Pensez aussi à prendre quelques accessoires de cuisine, en particulier une langue en caoutchouc pour enlever le plus gros des restes avant la vaisselle, une spatule, une louche et une écumoire qui tiendra souvent lieu de passoire. Il existe des couverts de cuisine en plastique très robustes et n’abîmant pas le Teflon. Pensez aussi au manche amovible des casseroles et à l’allume-gaz, on le perd moins que les briquets, et c’est plus commode lorsqu’il y a du vent (et en plus, on ne se brûle pas les doigts). D’accord, ça fait pas Indiana Jones...

Prenez une batterie de cuisine simple, traitée au Teflon pour ne pas avoir à récurer. Arrangez-vous pour trouver une bassine en plastique de petit modèle dans laquelle elle s’enquille parfaitement, ça fera un gain de place et une protection plus intéressante qu’une housse.

Emportez aussi un peu de liquide vaisselle (un bidon petit modèle suffit), deux éponges et beaucoup de Sopalin ou mieux encore des serviettes en papier en paquets carrés faciles à ranger, ça sert à tout, aussi bien à enlever le plus gros, à essuyer, à caler, à protéger, à se moucher, à se...

Le traitement des déchets

Vous avez bien mangé, bien bu. Il est bien sûr hors de question de laisser vos détritus sur place.

Le matin, ravivez le feu, ou faites-en un nouveau, en prenant garde à la direction du vent. Rassemblez tous vos détritus et brûlez-les, combustibles comme non combustibles, afin de carboniser les restes d’aliments dans les boites de conserve. Eventuellement, aidez la combustion complète avec un verre de gasoil (pas d’essence !).

Ecartez tout ce qui ne brûle pas, et laissez-le refroidir, puis compactez les boites de métal à coups de pelles ou de cailloux. Ne les enterrez pas, mais emportez-les, vous les jetterez au prochain village. Même si le traitement des déchets est discutable en Afrique, il n’est pas nécessaire de pourrir ce qui ne l’est pas encore, et mieux vaut concentrer les ordures sur les lieux d’habitation et éviter la dispersion.

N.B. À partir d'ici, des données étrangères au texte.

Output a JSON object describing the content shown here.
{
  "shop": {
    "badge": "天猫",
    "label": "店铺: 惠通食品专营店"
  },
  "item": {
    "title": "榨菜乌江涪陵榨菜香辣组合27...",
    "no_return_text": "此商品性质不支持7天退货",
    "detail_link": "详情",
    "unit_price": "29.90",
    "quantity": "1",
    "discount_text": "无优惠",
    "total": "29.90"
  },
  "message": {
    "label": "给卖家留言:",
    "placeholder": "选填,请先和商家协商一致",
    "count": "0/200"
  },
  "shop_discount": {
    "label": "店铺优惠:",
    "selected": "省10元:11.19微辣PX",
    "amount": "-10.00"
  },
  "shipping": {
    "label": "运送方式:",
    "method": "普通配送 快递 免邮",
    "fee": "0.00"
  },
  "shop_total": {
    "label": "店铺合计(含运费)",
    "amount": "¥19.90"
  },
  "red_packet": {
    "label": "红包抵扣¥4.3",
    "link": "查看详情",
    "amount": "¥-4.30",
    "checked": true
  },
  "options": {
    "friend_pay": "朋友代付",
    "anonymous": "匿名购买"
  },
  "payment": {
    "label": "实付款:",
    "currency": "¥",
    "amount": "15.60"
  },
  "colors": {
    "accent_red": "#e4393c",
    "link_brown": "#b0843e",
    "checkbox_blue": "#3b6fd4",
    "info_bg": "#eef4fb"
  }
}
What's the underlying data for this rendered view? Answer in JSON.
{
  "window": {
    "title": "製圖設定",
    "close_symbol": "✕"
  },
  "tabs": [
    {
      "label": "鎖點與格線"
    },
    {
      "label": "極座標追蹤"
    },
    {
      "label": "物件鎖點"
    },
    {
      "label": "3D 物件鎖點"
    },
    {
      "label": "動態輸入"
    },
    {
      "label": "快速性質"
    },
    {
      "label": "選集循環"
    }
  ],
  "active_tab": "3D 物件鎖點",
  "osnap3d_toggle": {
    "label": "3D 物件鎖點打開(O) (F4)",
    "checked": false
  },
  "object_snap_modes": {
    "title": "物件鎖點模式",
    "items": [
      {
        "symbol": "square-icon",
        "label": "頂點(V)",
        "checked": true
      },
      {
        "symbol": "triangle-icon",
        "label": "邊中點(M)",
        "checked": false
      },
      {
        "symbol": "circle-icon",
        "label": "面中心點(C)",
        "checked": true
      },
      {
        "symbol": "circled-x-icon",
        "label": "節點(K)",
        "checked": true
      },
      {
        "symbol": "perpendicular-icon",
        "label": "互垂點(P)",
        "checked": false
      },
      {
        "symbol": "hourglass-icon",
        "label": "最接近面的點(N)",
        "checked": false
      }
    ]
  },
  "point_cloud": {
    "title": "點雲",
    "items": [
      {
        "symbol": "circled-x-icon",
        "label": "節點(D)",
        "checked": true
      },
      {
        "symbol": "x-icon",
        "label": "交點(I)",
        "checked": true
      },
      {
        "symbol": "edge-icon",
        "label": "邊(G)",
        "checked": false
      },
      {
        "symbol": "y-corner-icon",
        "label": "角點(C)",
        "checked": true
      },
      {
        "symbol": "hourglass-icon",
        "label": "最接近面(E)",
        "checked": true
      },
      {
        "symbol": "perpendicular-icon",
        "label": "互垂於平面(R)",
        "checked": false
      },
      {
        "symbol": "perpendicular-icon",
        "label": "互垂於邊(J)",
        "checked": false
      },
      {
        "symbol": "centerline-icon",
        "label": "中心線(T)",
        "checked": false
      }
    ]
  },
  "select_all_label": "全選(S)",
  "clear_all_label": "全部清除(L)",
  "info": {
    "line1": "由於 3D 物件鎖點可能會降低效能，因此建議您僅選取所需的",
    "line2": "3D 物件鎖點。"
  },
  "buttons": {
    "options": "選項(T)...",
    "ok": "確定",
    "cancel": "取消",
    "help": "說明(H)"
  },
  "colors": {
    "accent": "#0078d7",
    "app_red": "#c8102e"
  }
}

Si l’un d’entre vous à un pick-up, ou une galerie, confiez-lui le transport de la poubelle, afin de ne pas enboucaner les habitacles, même si la combustion et la sécheresse limitent les odeurs. En contrepartie, ne lui filez pas des ordures de poisson dégoulinante de jus, et pensez à faire un sac bien fermé.

Pour limiter la corvée de traitement des ordures, privilégiez toujours lors de vos achats des emballages carton ou plastique, en tout cas combustibles (l’aluminium fin est combustible dans un bon feu).

Dernière remarque aux fumeurs : les mégôts, ça reste longtemps dans le désert, alors jetez-les dans le feu, ou dans votre cendrier.

 

Notes

[1] Rappelez-vous qu’une simple cigarette est visible à près de 10 km dans le désert, alors imaginez ce qu’un son et lumière peut être visible au loin en éclairant les dunes.